McDonald’s and the McCafe Coffee Initiative This paper will examine the article, McDonald’s and the McCafe Coffee Initiative prepared by Lindsay Sgros, a discussion of the objectives why the McDonald’s coffee chain was developed and marketed. The idea was that the café initiative could help McDonald’s retain existing consumers and attract more in the shrinking breakfast market by introducing a separate but connected/complementing coffee outfit. The article can best be explained according to this week’s topic of acquisition and merger model. First, there are two organizations: McDonald’s and McCafe. The relationship of these two is unique in the context of merger and acquisition.
Unlike the conventional model, McCafe was not acquired from a separate and established company or incorporated as a new one. The fact is that the original McCafe was an innovation by McDonald’s. Sgros, the Canadian owner of the brand, found out that McCafe is already present in several McDonald’s outlets in several countries. So what happened was that McDonald’s incorporated it from within the loosely structured McDonald’s global operation in order to complement its local operations and competitiveness. This measure has been emphasized by the article, particularly in its description of the Canadian food industry wherein mergers and acquisitions are commonplace.

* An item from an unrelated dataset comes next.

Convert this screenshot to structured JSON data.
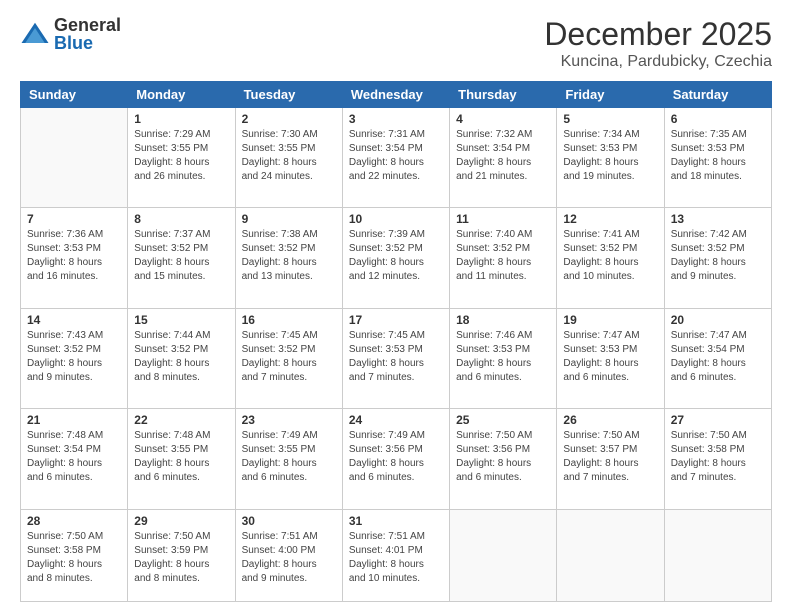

For instance, the case of Wendy’s acquisition of Tim Hortons was cited, as well as the distribution contract entered into by Second Cup with The Great Canadian Bagel. Sgros’ position was that merger and acquisition became an important tool in surviving the Canadian food industry, which is increasingly characterized by quick service consumers concerned about time and value, in addition to the highly diverse competition driven by the large number of restaurant choices. The article emphasized how McDonald’s Canada is targeting the lucrative coffee market segment.
Pointing how coffee chains are eroding McDonald’s market share, particularly in the breakfast category, the article cited the daily coffee consumption per coffee retailers: Tim Horton with 33 percent, independent coffee chains at 22.1 percent and McDonald’s at a meager 7.1 percent. Addressing the competition in the coffee category could spell huge opportunities for McDonald’s own offerings especially considering the fact that these coffee outlets are also expanding their product lines by offering sandwiches, soups and gourmet products, encroaching McDonald’s main product line.
The McCafe initiative is an excellent move by Sgros and could enhance McDonald’s competitive advantage. McCafe offers a unique and innovative coffee retail concept that appeals to the coffee drinking public, as explained in the Canadian market profile study found in the article. It offers fine coffee experience but at a fast food speed. In addition, it works seamlessly with the main McDonald’s operation, attracting consumers who were previously drawn to coffee retailers. All in all, what McDonald’s wants to achieve with the McCafe initiative is to lure the lucrative coffee drinking public.
It has two underlying objectives: 1) to attract new customers; and 2) to prevent the coffee retailers from taking away McDonald’s consumer base. It is an excellent strategy and must, hence, be pursued and marketed with aggressiveness considering the fact that the current market share of the company is still lagging behind main players such as Tim Hortons.